ぬかるみ読書録

電子書籍で読んだ商業BLの感想をぬるぬると更新するだけのブログ。

『友人関係』歩田川和果

「何度でもふられてこい、俺は何があっても友達だから」……そう言ってアイツは俺を抱く。

相原には、ふられる度に慰めてくれる友人がいる。その友人・和久井は、相原の初恋ではじめてふられた相手。以来、相原のことが放っておけないと言ってずっと側にいる和久井とは、いつの頃からかセックスまでするように。自分をふったくせに、まるで束縛するかのようになんだかんだと干渉してくる和久井に戸惑いつつも、今の関係を壊したくない相原は───……。

収録作品:「友人関係」「(描き下ろし)約1ヶ月後」「双子の頭」「ひつじ雲」「0.8」、(電子限定描き下ろし)1ページマンガ

感想: 

最近新書館竹書房の若手作家さんがかなり被るようになってきているように思えるのは気のせいでしょうか。割と好きな方が多いのであちこちで描いていただけるのは読者として嬉しいです。

歩田川和果さんは「ねくたいや」シリーズで、ヘタレ攻のイメージがあったのですが、こちらは「一見飄々とした振りした執着攻(しかもアプローチのしかたが面倒臭いというか、性質が悪い)」という予想を裏切るパターン。
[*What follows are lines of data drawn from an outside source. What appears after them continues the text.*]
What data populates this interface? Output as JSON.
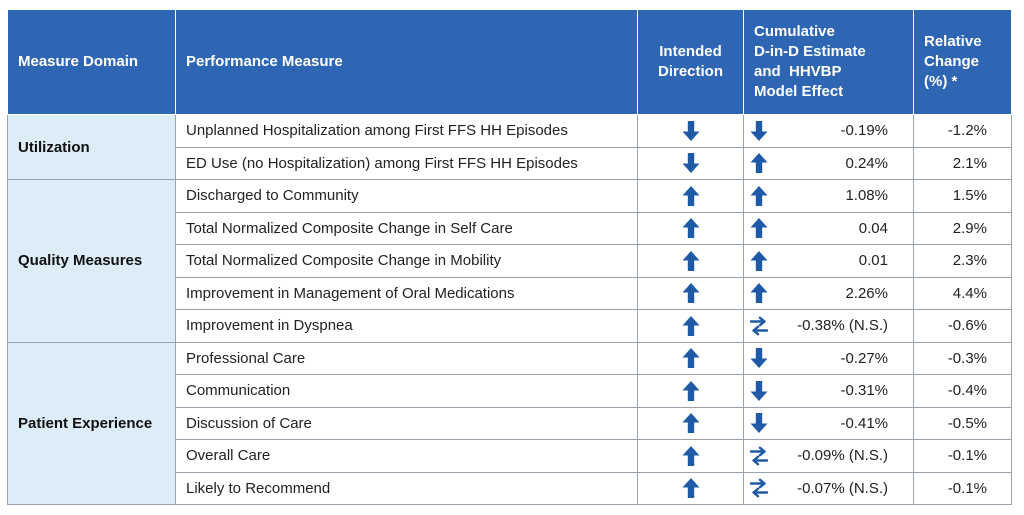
{
  "headers": {
    "domain": "Measure Domain",
    "measure": "Performance Measure",
    "direction": [
      "Intended",
      "Direction"
    ],
    "estimate": [
      "Cumulative",
      "D-in-D Estimate",
      "and  HHVBP",
      "Model Effect"
    ],
    "relative": [
      "Relative",
      "Change",
      "(%) *"
    ]
  },
  "colors": {
    "header_bg": "#2e66b4",
    "domain_bg": "#dcedf8",
    "arrow": "#1f5aa6"
  },
  "domains": [
    {
      "name": "Utilization",
      "rows": [
        {
          "measure": "Unplanned Hospitalization among First FFS HH Episodes",
          "intended": "arrow-down-icon",
          "effect": "arrow-down-icon",
          "estimate": "-0.19%",
          "relative": "-1.2%"
        },
        {
          "measure": "ED Use (no Hospitalization) among First FFS HH Episodes",
          "intended": "arrow-down-icon",
          "effect": "arrow-up-icon",
          "estimate": "0.24%",
          "relative": "2.1%"
        }
      ]
    },
    {
      "name": "Quality Measures",
      "rows": [
        {
          "measure": "Discharged to Community",
          "intended": "arrow-up-icon",
          "effect": "arrow-up-icon",
          "estimate": "1.08%",
          "relative": "1.5%"
        },
        {
          "measure": "Total Normalized Composite Change in Self Care",
          "intended": "arrow-up-icon",
          "effect": "arrow-up-icon",
          "estimate": "0.04",
          "relative": "2.9%"
        },
        {
          "measure": "Total Normalized Composite Change in Mobility",
          "intended": "arrow-up-icon",
          "effect": "arrow-up-icon",
          "estimate": "0.01",
          "relative": "2.3%"
        },
        {
          "measure": "Improvement in Management of Oral Medications",
          "intended": "arrow-up-icon",
          "effect": "arrow-up-icon",
          "estimate": "2.26%",
          "relative": "4.4%"
        },
        {
          "measure": "Improvement in Dyspnea",
          "intended": "arrow-up-icon",
          "effect": "swap-arrows-icon",
          "estimate": "-0.38% (N.S.)",
          "relative": "-0.6%"
        }
      ]
    },
    {
      "name": "Patient Experience",
      "rows": [
        {
          "measure": "Professional Care",
          "intended": "arrow-up-icon",
          "effect": "arrow-down-icon",
          "estimate": "-0.27%",
          "relative": "-0.3%"
        },
        {
          "measure": "Communication",
          "intended": "arrow-up-icon",
          "effect": "arrow-down-icon",
          "estimate": "-0.31%",
          "relative": "-0.4%"
        },
        {
          "measure": "Discussion of Care",
          "intended": "arrow-up-icon",
          "effect": "arrow-down-icon",
          "estimate": "-0.41%",
          "relative": "-0.5%"
        },
        {
          "measure": "Overall Care",
          "intended": "arrow-up-icon",
          "effect": "swap-arrows-icon",
          "estimate": "-0.09% (N.S.)",
          "relative": "-0.1%"
        },
        {
          "measure": "Likely to Recommend",
          "intended": "arrow-up-icon",
          "effect": "swap-arrows-icon",
          "estimate": "-0.07% (N.S.)",
          "relative": "-0.1%"
        }
      ]
    }
  ]
}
表題作の攻・和久井については、相原を振っておきながら長年干渉を続けてきたことについて一応彼なりの言い分だか言い訳だかあるわけですが、冷静に考えると全然理由になってないというか、やや病んでるんじゃないかってレベルです。

ノンケに恋をしては振られ続ける相原(なおノンケにしかアプローチできない理由も哀れ)と、相原が振られるたびに満足げに体で慰めてくる和久井。冒頭から互いに気持ちがあることは見え見えで、何か大きな出来事が起こるというのではなく、長年続けてきた歪な関係をいかに崩すか、相原と和久井が繰り広げる駆け引きを楽しむ作品なのだと思います。相変わらずたまに吹き出しの位置に違和感はあるものの会話がテンポ良く、軽妙ながらもスリルあるやりとりがときに色っぽくもありました。ストーリー的にはあっさり系なので、感情や会話、雰囲気重視で楽しむタイプの作品でしょうか。わたしは大好きです。

兄弟モノの短編「双子の頭」も攻(弟)がヤンデレ寸前。キリキリ感情が高まって、いいところで余韻を残して終わっており非常に良かったですが、人によっては寸止めと感じるかも。幼なじみもの「ひつじ雲」、元美術部仲間の、美術教師と絵描きのカップルの「0.8」含め、全体的に飄々とした人物や会話の裏側にひりひりする感情が渦巻いているような話が多く、これが歩田川さんの持ち味なのだと思います。

ちなみに濡れ場は分量的にはそこそこ。描写自体はあっさり目ですが表情や雰囲気が良いです。余談ですが、表題作で手首縛って致している場面のアクロバティックな体位が気になりました。あれは左足を攻の肩に掛けているのかな。